The Scientific Method - Part 2: Research

Deandra Cutajar
Aug 4, 2021
7 min read

Research is, in my opinion, another very important step in the project lifecycle. I read articles claiming that Data Science is dead because most of the work can be automated. However research can never be automated and because of it, I believe that data science shall live on. I make this claim with great awareness about how businesses are evolving and how the industry is educating itself on data richness and machine learning.

Research is about searching for something. According to Cambridge Dictionary, Research is

a detailed study of a subject, especially in order to discover (new) information or reach a (new) understanding.

In its definition, there is nothing repetitive to be automated and this is where the value of a data scientist comes into play. However, a person need not be a data scientist to understand what research is and do it.

Conducting research is like opening a puzzle box. The pieces are scattered around and slowly, one piece at a time you start forming the picture. In this case, the final picture will be shown on the cover of the box so it is more guided and relatively simpler.

When renting or buying a property, it is the same analogy. An individual sets a financial budget, which will be a condition. They later go on to see what the market (data) is like and what properties (information) can be purchased within that budget. Different requirements come into play. A buyer may want a garage, whereas another can afford a pool. Now the market is wide, there are lots of different properties in different locations, so then the interested party will refine the search by selecting their preferences. I am sure that most of the readers have now understood what type of research they have conducted in their own lives.

Data Science isn't any different. The research we conduct using the data must relate to the hypothesis we have discussed earlier with the business and conditions set forth. Moreover, it must be refined to align with the requirements, and its application. In general, there is no "ideal" time dedicated to research since it greatly depends on how well the construction of the hypothesis went. Nonetheless, I recommend spending at least one week to research the following:

the Business problem
the Data
Machine-learning techniques or statistical tools
Scoring metrics

Researching the business problem is useful to gather broader knowledge on the project. In the first article, I expressed that I love doing the job when I know what I am doing it for, and that stretches beyond knowing the data science techniques. Adding value to current knowledge requires searching for new insight and it starts with learning how the problem affects the business. It is useful to see the different approaches that other scientists may have taken to tackle the problem. The market is diverse and some of the industrial problems may have already been studied especially by large tech companies. Maybe not as specific as the project requires but, in my experience, there will always be some overlap.

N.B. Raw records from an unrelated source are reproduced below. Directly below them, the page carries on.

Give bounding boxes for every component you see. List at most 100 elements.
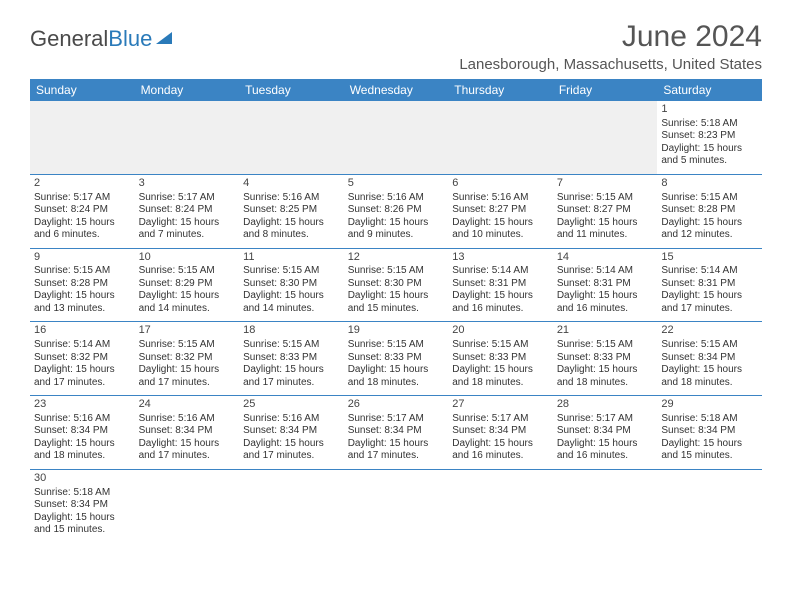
sunset-text: Sunset: 8:23 PM <box>661 130 758 143</box>
day-number: 24 <box>139 398 236 412</box>
daylight-text: Daylight: 15 hours and 16 minutes. <box>452 290 549 315</box>
logo: GeneralBlue <box>30 20 174 52</box>
day-number: 1 <box>661 103 758 117</box>
sunrise-text: Sunrise: 5:15 AM <box>557 339 654 352</box>
sunrise-text: Sunrise: 5:17 AM <box>557 413 654 426</box>
sunrise-text: Sunrise: 5:17 AM <box>34 192 131 205</box>
sunrise-text: Sunrise: 5:16 AM <box>243 413 340 426</box>
sunrise-text: Sunrise: 5:16 AM <box>139 413 236 426</box>
sunrise-text: Sunrise: 5:15 AM <box>348 339 445 352</box>
calendar-cell <box>239 469 344 542</box>
calendar-cell <box>239 101 344 174</box>
day-number: 27 <box>452 398 549 412</box>
calendar-cell: 28Sunrise: 5:17 AMSunset: 8:34 PMDayligh… <box>553 396 658 470</box>
sunset-text: Sunset: 8:31 PM <box>557 278 654 291</box>
calendar-cell: 1Sunrise: 5:18 AMSunset: 8:23 PMDaylight… <box>657 101 762 174</box>
calendar-cell: 24Sunrise: 5:16 AMSunset: 8:34 PMDayligh… <box>135 396 240 470</box>
day-number: 20 <box>452 324 549 338</box>
day-number: 5 <box>348 177 445 191</box>
calendar-cell: 25Sunrise: 5:16 AMSunset: 8:34 PMDayligh… <box>239 396 344 470</box>
sunset-text: Sunset: 8:25 PM <box>243 204 340 217</box>
daylight-text: Daylight: 15 hours and 17 minutes. <box>139 364 236 389</box>
calendar-cell: 29Sunrise: 5:18 AMSunset: 8:34 PMDayligh… <box>657 396 762 470</box>
day-number: 18 <box>243 324 340 338</box>
day-number: 26 <box>348 398 445 412</box>
logo-text-1: General <box>30 26 108 52</box>
daylight-text: Daylight: 15 hours and 17 minutes. <box>34 364 131 389</box>
sunset-text: Sunset: 8:34 PM <box>139 425 236 438</box>
sunrise-text: Sunrise: 5:15 AM <box>557 192 654 205</box>
sunrise-text: Sunrise: 5:16 AM <box>452 192 549 205</box>
calendar-cell: 18Sunrise: 5:15 AMSunset: 8:33 PMDayligh… <box>239 322 344 396</box>
sunset-text: Sunset: 8:33 PM <box>452 352 549 365</box>
day-number: 19 <box>348 324 445 338</box>
calendar-cell <box>448 469 553 542</box>
calendar-cell: 21Sunrise: 5:15 AMSunset: 8:33 PMDayligh… <box>553 322 658 396</box>
sunset-text: Sunset: 8:34 PM <box>243 425 340 438</box>
calendar-cell: 16Sunrise: 5:14 AMSunset: 8:32 PMDayligh… <box>30 322 135 396</box>
day-number: 23 <box>34 398 131 412</box>
sunset-text: Sunset: 8:34 PM <box>452 425 549 438</box>
sunset-text: Sunset: 8:34 PM <box>557 425 654 438</box>
calendar-cell: 22Sunrise: 5:15 AMSunset: 8:34 PMDayligh… <box>657 322 762 396</box>
sunrise-text: Sunrise: 5:15 AM <box>139 265 236 278</box>
weekday-header: Sunday <box>30 79 135 101</box>
day-number: 22 <box>661 324 758 338</box>
calendar-cell: 15Sunrise: 5:14 AMSunset: 8:31 PMDayligh… <box>657 248 762 322</box>
calendar-week-row: 1Sunrise: 5:18 AMSunset: 8:23 PMDaylight… <box>30 101 762 174</box>
calendar-cell <box>135 101 240 174</box>
sunset-text: Sunset: 8:33 PM <box>243 352 340 365</box>
daylight-text: Daylight: 15 hours and 7 minutes. <box>139 217 236 242</box>
calendar-cell <box>448 101 553 174</box>
calendar-cell: 9Sunrise: 5:15 AMSunset: 8:28 PMDaylight… <box>30 248 135 322</box>
sunrise-text: Sunrise: 5:15 AM <box>661 192 758 205</box>
sunrise-text: Sunrise: 5:15 AM <box>452 339 549 352</box>
sunrise-text: Sunrise: 5:14 AM <box>34 339 131 352</box>
day-number: 15 <box>661 251 758 265</box>
day-number: 12 <box>348 251 445 265</box>
header: GeneralBlue June 2024 Lanesborough, Mass… <box>30 20 762 73</box>
sunrise-text: Sunrise: 5:15 AM <box>243 265 340 278</box>
sunrise-text: Sunrise: 5:16 AM <box>243 192 340 205</box>
day-number: 2 <box>34 177 131 191</box>
calendar-cell: 5Sunrise: 5:16 AMSunset: 8:26 PMDaylight… <box>344 174 449 248</box>
day-number: 14 <box>557 251 654 265</box>
daylight-text: Daylight: 15 hours and 17 minutes. <box>243 364 340 389</box>
day-number: 3 <box>139 177 236 191</box>
daylight-text: Daylight: 15 hours and 15 minutes. <box>34 512 131 537</box>
calendar-cell: 12Sunrise: 5:15 AMSunset: 8:30 PMDayligh… <box>344 248 449 322</box>
sunset-text: Sunset: 8:29 PM <box>139 278 236 291</box>
sunrise-text: Sunrise: 5:16 AM <box>34 413 131 426</box>
day-number: 6 <box>452 177 549 191</box>
daylight-text: Daylight: 15 hours and 15 minutes. <box>661 438 758 463</box>
calendar-cell <box>135 469 240 542</box>
daylight-text: Daylight: 15 hours and 17 minutes. <box>661 290 758 315</box>
calendar-week-row: 9Sunrise: 5:15 AMSunset: 8:28 PMDaylight… <box>30 248 762 322</box>
sunset-text: Sunset: 8:32 PM <box>34 352 131 365</box>
calendar-cell <box>30 101 135 174</box>
sunset-text: Sunset: 8:24 PM <box>139 204 236 217</box>
sunset-text: Sunset: 8:34 PM <box>348 425 445 438</box>
calendar-cell: 26Sunrise: 5:17 AMSunset: 8:34 PMDayligh… <box>344 396 449 470</box>
calendar-cell: 23Sunrise: 5:16 AMSunset: 8:34 PMDayligh… <box>30 396 135 470</box>
sunrise-text: Sunrise: 5:14 AM <box>557 265 654 278</box>
calendar-cell: 20Sunrise: 5:15 AMSunset: 8:33 PMDayligh… <box>448 322 553 396</box>
calendar-cell: 10Sunrise: 5:15 AMSunset: 8:29 PMDayligh… <box>135 248 240 322</box>
daylight-text: Daylight: 15 hours and 15 minutes. <box>348 290 445 315</box>
sunrise-text: Sunrise: 5:15 AM <box>34 265 131 278</box>
weekday-header-row: Sunday Monday Tuesday Wednesday Thursday… <box>30 79 762 101</box>
sunrise-text: Sunrise: 5:18 AM <box>661 413 758 426</box>
day-number: 30 <box>34 472 131 486</box>
calendar-cell: 4Sunrise: 5:16 AMSunset: 8:25 PMDaylight… <box>239 174 344 248</box>
weekday-header: Thursday <box>448 79 553 101</box>
title-block: June 2024 Lanesborough, Massachusetts, U… <box>459 20 762 73</box>
calendar-table: Sunday Monday Tuesday Wednesday Thursday… <box>30 79 762 543</box>
weekday-header: Monday <box>135 79 240 101</box>
sunrise-text: Sunrise: 5:18 AM <box>661 118 758 131</box>
day-number: 21 <box>557 324 654 338</box>
daylight-text: Daylight: 15 hours and 9 minutes. <box>348 217 445 242</box>
calendar-cell: 19Sunrise: 5:15 AMSunset: 8:33 PMDayligh… <box>344 322 449 396</box>
sunset-text: Sunset: 8:31 PM <box>452 278 549 291</box>
sunset-text: Sunset: 8:30 PM <box>348 278 445 291</box>
sunset-text: Sunset: 8:32 PM <box>139 352 236 365</box>
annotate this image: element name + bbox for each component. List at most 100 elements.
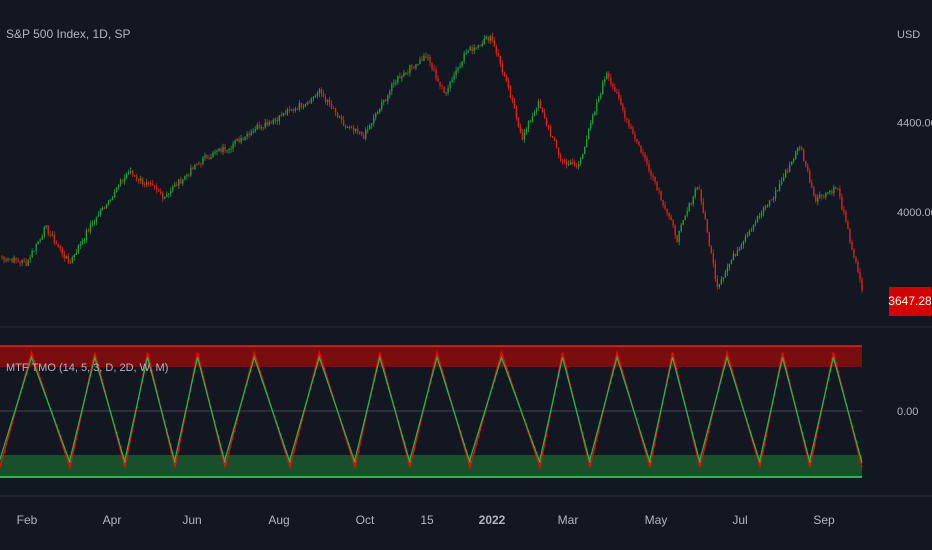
candle-body — [614, 86, 616, 92]
candle-body — [11, 258, 13, 263]
candle-body — [105, 204, 108, 209]
candle-body — [425, 55, 427, 58]
candle-body — [662, 199, 664, 206]
candle-body — [479, 45, 481, 47]
candle-body — [377, 112, 379, 114]
candle-body — [445, 92, 447, 94]
candle-body — [230, 148, 232, 150]
candle-body — [592, 115, 594, 123]
candle-body — [616, 91, 618, 93]
candle-body — [391, 84, 393, 92]
candle-body — [547, 125, 550, 129]
candle-body — [650, 170, 652, 176]
candle-body — [660, 191, 662, 200]
candle-body — [744, 236, 747, 242]
candle-body — [539, 101, 542, 109]
candle-body — [766, 205, 769, 207]
candle-body — [851, 241, 853, 250]
candle-body — [358, 131, 361, 133]
candle-body — [342, 119, 345, 126]
candle-body — [375, 113, 377, 118]
candle-body — [101, 207, 104, 210]
candle-body — [656, 181, 658, 191]
candle-body — [383, 100, 385, 103]
candle-body — [117, 184, 120, 188]
candle-body — [338, 116, 341, 118]
candle-body — [823, 196, 825, 198]
candle-body — [87, 230, 90, 232]
candle-body — [857, 262, 859, 273]
candle-body — [113, 192, 116, 198]
candle-body — [453, 74, 455, 80]
candle-body — [561, 159, 564, 161]
candle-body — [778, 183, 781, 191]
candle-body — [409, 65, 411, 73]
time-label: 15 — [420, 513, 434, 527]
candle-body — [586, 138, 588, 148]
candle-body — [387, 95, 389, 102]
candle-body — [475, 47, 477, 49]
candle-body — [397, 76, 399, 83]
candle-body — [668, 213, 670, 217]
candle-body — [63, 254, 65, 259]
candle-body — [634, 134, 636, 140]
candle-body — [698, 187, 700, 190]
candle-body — [350, 127, 353, 129]
candle-body — [222, 146, 224, 152]
candle-body — [83, 239, 86, 242]
candle-body — [242, 138, 244, 140]
indicator-label: MTF TMO (14, 5, 3, D, 2D, W, M) — [6, 362, 168, 374]
candle-body — [160, 191, 162, 194]
candle-body — [582, 154, 584, 159]
candle-body — [628, 120, 630, 127]
candle-body — [457, 67, 459, 71]
candle-body — [367, 129, 369, 131]
candle-body — [385, 100, 387, 102]
candle-body — [549, 128, 552, 137]
candle-body — [135, 176, 138, 179]
candle-body — [584, 147, 586, 155]
zero-tick-label: 0.00 — [897, 406, 918, 418]
candle-body — [652, 175, 654, 177]
candle-body — [618, 92, 620, 99]
candle-body — [600, 94, 602, 99]
candle-body — [686, 211, 688, 216]
candle-body — [300, 103, 303, 108]
candle-body — [248, 133, 250, 136]
price-tick-4400: 4400.00 — [897, 118, 932, 130]
time-label: May — [645, 513, 668, 527]
candle-body — [507, 81, 510, 88]
candle-body — [690, 203, 692, 205]
candle-body — [334, 108, 337, 113]
candle-body — [147, 182, 150, 184]
candle-body — [232, 143, 234, 149]
chart-title: S&P 500 Index, 1D, SP — [6, 27, 131, 41]
candle-body — [13, 257, 15, 263]
candle-body — [97, 215, 100, 217]
candle-body — [27, 259, 29, 266]
candle-body — [732, 253, 735, 261]
candle-body — [758, 216, 761, 218]
candle-body — [825, 193, 827, 198]
candle-body — [19, 261, 21, 264]
candle-body — [218, 148, 220, 151]
candle-body — [459, 65, 461, 68]
candle-body — [571, 162, 574, 164]
candle-body — [794, 151, 797, 160]
candle-body — [481, 44, 483, 47]
candle-body — [590, 122, 592, 129]
candle-body — [467, 50, 469, 53]
candle-body — [505, 76, 508, 82]
candle-body — [344, 125, 347, 128]
candle-body — [89, 223, 92, 232]
candle-body — [274, 119, 276, 121]
candle-body — [443, 86, 445, 94]
candle-body — [493, 40, 495, 47]
candle-body — [103, 207, 106, 209]
candle-body — [154, 185, 156, 188]
candle-body — [829, 190, 831, 193]
candle-body — [803, 149, 805, 161]
candle-body — [567, 164, 570, 166]
candle-body — [688, 203, 690, 212]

In the end, science is universal.

There may also be a literature paper published by a student about a study conducted towards a degree. Even if the information is purely theoretical, wherever it comes from, as long as the source is reliable, it can either confirm your understanding or show something new. This part may not take a lot of time if the hypothesis was constructed carefully. Nonetheless, one never knows what other information has already been found. Moreover, it is always useful for the data scientist to do some reading on the problem such as "customer behaviour in industry A".

Now that all the literature and theory have been gathered, the next step is wrangling the data and getting acquainted with it. Before the data scientist begins to figure out which model to apply to the problem, or which statistical measure to use, the data ought to be explored. During the Exploratory Data Analysis, a data scientist can identify the following, amongst other properties:

Correlation
MultiCollinearity
Missing Data
Sparsity
Outliers

All these will indicate how the model will perform, its limitations and its interpretability.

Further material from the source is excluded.